Reichsfilmarchiv

The Empire Film Archive was opened in 1935 a national film archive in the German Empire during the time of National Socialism, with its headquarters in Berlin.

History

The Empire Film Archive was opened at the Harnack House in Berlin- Dahlem on 4 February 1935 in the presence of Adolf Hitler and Joseph Goebbels with great fanfare. It gained a high international reputation quickly. As in Paris in 1938, the Fédération Internationale des Archives du Film ( FIAF ) - an international association of film archives - was founded, was the Reich Film Archive is one of the four founding members.

After they marched into Berlin in April 1945, the Soviet troops took the Reich Film Archive in their violence and confiscated all film materials. In the Federal Republic joined in 1947 the archive was founded by Hanns Wilhelm Lavies of Film Studies at the succession of the Reich Film Archive and the German Democratic Republic, the National Film Archive of the GDR.

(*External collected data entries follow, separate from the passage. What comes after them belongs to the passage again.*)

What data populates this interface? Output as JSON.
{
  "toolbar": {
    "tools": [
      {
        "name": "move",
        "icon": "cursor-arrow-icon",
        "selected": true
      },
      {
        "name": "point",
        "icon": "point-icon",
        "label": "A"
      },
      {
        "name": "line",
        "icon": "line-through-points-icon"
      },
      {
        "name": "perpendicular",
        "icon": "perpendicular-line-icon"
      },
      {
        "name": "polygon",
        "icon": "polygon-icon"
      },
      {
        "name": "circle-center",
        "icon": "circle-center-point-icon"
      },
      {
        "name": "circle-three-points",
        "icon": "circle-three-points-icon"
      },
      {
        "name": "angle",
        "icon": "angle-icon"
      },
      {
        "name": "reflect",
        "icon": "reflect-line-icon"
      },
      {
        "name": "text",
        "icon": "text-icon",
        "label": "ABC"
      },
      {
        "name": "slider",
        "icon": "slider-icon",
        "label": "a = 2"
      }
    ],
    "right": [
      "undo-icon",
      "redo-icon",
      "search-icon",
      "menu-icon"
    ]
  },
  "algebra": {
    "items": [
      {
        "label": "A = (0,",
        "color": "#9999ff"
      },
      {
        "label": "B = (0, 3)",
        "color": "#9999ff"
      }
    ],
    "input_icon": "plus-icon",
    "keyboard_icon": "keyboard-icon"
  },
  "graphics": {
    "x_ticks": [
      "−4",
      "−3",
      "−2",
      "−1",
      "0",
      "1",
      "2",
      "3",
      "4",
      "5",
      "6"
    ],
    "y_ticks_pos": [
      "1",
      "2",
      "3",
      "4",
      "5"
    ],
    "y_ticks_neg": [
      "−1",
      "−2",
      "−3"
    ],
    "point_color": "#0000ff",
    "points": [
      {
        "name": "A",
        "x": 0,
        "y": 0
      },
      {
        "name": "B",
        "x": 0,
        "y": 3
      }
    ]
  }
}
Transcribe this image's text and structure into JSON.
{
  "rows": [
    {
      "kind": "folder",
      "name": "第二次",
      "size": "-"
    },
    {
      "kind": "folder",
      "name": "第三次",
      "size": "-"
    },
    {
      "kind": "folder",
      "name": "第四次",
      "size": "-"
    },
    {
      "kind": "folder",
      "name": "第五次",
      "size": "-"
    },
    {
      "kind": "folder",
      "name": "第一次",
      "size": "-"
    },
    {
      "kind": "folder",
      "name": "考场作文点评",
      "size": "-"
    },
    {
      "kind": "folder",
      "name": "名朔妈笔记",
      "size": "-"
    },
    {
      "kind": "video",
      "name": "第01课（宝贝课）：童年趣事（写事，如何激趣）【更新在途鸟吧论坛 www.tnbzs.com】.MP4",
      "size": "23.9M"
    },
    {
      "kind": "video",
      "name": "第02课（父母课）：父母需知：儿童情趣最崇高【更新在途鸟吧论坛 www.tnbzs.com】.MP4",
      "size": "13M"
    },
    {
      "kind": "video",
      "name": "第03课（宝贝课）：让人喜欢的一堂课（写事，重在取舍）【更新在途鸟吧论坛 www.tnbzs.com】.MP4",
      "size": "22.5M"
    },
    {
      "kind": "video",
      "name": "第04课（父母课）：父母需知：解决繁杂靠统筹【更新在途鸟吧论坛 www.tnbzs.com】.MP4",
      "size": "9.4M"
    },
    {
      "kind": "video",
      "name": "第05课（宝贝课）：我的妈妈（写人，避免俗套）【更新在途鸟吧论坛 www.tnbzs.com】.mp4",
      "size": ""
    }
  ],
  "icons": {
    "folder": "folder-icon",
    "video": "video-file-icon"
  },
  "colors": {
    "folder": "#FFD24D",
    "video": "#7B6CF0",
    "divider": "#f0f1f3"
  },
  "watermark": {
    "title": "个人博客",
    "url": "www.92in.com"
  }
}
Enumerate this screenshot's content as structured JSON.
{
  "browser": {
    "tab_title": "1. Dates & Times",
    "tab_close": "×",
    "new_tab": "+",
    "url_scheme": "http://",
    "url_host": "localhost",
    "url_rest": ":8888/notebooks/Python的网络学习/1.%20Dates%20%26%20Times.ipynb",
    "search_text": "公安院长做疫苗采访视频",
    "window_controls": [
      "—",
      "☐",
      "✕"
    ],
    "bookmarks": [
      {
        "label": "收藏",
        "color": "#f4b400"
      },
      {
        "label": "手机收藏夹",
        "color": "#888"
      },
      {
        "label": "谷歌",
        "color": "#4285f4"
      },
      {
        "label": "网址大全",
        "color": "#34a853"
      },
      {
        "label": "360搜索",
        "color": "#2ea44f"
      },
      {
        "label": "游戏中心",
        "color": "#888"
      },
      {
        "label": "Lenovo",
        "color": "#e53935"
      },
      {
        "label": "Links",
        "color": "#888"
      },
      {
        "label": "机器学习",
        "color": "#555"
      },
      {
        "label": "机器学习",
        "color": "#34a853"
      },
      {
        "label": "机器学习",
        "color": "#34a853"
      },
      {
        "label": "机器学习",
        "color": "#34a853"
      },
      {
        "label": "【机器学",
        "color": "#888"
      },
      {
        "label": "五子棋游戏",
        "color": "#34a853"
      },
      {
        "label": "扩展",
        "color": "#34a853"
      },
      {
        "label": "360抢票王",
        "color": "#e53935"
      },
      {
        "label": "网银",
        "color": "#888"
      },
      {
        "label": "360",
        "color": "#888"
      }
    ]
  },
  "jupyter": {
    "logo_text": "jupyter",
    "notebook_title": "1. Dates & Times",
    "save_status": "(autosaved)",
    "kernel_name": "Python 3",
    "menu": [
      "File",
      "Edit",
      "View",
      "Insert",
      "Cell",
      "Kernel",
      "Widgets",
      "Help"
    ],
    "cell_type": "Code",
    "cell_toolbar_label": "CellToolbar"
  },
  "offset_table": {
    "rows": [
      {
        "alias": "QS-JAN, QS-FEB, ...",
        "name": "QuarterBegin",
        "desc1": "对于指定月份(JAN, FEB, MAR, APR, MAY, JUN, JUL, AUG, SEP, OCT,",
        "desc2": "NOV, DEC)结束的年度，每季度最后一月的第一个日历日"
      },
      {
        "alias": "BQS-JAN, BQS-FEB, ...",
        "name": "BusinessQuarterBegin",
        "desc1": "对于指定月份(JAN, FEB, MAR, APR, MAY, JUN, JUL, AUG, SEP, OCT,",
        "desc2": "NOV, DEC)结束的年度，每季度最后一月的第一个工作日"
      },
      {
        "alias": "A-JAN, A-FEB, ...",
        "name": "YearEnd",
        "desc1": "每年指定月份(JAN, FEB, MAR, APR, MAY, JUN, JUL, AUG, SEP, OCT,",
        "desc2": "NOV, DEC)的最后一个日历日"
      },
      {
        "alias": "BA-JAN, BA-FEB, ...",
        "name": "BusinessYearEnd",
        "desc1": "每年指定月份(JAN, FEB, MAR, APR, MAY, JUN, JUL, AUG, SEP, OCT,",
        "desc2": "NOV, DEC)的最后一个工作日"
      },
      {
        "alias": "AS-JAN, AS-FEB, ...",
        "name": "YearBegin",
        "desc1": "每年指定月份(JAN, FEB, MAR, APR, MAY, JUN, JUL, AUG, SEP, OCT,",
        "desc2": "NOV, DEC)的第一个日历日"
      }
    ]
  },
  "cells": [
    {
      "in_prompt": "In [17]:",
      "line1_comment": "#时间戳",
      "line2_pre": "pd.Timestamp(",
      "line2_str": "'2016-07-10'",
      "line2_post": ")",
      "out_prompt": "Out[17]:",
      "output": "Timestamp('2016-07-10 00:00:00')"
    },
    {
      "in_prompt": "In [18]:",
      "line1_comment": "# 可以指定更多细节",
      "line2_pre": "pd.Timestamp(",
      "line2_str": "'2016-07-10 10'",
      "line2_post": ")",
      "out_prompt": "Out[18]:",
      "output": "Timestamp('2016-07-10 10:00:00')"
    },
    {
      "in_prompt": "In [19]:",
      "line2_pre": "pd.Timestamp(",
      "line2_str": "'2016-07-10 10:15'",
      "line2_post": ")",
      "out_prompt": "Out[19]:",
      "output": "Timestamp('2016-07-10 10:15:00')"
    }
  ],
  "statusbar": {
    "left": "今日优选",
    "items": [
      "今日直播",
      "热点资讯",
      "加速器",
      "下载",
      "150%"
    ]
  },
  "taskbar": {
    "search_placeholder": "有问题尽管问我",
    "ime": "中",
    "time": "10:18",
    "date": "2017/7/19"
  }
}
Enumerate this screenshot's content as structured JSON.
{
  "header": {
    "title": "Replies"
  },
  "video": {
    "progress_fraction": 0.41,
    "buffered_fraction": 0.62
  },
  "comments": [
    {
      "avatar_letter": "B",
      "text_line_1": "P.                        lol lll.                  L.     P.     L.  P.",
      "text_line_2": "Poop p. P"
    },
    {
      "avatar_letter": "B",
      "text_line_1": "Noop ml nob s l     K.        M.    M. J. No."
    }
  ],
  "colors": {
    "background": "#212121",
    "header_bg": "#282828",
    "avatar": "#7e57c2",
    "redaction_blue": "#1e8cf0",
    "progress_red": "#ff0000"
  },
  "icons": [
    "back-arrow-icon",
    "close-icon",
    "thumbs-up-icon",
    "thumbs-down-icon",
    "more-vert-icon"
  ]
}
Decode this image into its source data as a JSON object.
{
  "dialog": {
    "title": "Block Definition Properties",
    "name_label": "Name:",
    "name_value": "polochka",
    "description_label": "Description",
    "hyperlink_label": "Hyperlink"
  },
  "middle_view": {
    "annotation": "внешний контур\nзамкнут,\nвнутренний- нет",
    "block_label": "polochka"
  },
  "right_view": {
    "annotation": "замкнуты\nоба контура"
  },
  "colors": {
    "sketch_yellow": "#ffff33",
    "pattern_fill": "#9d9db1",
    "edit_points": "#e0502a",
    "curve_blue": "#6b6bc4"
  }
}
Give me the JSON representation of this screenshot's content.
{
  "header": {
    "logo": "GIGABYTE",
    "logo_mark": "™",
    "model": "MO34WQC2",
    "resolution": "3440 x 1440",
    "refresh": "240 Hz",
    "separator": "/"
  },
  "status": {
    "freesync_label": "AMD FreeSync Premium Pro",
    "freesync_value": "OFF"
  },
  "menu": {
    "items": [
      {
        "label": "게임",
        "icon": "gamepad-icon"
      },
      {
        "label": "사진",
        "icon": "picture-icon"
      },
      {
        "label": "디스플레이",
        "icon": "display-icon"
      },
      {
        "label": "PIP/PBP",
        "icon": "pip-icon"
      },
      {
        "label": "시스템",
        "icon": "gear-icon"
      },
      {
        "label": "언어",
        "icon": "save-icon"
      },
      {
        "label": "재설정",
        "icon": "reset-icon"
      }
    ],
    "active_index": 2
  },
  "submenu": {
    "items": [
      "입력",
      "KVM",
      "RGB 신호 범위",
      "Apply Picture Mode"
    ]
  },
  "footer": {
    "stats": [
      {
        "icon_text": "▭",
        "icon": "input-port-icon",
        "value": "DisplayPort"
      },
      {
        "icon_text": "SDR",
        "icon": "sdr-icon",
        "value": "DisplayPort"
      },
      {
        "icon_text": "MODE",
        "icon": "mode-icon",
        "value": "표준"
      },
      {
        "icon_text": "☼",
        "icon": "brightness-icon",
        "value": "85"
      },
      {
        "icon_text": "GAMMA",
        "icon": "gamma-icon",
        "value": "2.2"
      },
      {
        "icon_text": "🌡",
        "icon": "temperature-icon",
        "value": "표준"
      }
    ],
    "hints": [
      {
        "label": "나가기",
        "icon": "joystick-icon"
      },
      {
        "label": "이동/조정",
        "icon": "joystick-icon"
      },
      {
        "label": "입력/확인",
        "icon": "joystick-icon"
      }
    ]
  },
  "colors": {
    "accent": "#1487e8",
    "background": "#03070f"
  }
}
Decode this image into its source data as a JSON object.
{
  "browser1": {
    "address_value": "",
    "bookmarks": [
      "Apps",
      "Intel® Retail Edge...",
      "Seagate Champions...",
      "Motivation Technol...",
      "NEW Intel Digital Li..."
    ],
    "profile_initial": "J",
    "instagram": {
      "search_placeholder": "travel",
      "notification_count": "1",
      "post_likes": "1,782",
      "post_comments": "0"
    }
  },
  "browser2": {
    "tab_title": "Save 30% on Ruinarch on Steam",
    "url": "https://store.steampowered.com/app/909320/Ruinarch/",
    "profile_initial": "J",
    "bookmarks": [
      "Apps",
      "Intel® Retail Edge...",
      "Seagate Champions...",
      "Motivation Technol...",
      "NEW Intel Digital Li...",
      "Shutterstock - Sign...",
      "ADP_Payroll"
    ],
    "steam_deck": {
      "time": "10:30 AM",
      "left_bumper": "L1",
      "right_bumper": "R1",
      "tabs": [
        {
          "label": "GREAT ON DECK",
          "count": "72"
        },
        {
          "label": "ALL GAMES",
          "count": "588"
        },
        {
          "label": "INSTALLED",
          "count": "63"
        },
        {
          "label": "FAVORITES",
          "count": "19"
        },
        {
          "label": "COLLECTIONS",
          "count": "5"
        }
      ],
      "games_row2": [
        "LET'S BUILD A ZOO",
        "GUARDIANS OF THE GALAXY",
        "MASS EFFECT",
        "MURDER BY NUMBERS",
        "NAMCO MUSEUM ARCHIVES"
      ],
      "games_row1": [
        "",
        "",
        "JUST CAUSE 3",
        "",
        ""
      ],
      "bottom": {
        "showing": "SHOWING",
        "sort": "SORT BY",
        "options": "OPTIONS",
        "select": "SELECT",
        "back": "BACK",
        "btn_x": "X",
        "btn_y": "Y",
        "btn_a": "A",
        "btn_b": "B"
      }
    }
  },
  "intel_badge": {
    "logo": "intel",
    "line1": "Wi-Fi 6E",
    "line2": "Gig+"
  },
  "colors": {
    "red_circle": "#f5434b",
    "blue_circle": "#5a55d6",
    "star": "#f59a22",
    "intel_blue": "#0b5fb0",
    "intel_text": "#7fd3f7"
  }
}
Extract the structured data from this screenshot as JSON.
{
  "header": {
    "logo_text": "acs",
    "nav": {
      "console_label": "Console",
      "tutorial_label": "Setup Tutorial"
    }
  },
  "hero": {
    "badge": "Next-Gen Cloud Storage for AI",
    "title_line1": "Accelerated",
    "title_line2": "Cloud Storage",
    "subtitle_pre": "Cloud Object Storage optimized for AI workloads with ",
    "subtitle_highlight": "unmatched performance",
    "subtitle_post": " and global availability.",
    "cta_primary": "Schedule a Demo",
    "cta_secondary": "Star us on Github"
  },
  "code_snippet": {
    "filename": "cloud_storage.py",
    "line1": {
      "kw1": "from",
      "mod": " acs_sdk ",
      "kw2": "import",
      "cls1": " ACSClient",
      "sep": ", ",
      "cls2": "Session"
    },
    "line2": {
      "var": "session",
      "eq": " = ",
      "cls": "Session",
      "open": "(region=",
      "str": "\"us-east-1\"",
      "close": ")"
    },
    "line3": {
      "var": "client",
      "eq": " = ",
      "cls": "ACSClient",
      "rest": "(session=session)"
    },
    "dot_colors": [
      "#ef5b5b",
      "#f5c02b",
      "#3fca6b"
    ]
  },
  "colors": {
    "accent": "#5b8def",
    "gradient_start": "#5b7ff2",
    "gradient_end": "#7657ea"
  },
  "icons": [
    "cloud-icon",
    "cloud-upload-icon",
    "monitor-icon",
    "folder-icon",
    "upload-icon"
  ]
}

At the time of opening the archive already had more than 1,200 films, which came partly from the National Archives in Potsdam, were asked for part of the film industry had to. By legal purchase, to a considerable extent but also by forced delivery and seizures in the occupied territories, on the portfolio grew until the war ended on 17,352 movies.

After the war, went most of the stocks that were stored in the bell tower at the Olympic Stadium in Berlin partly lost. 6400 selected films arrived in the Soviet film archive in Krasnogorsk near Moscow and from there into the Soviet cinema, where they were played for the part until 1956. 1955 could take over some of the stocks the newly founded State Film Archive of the GDR.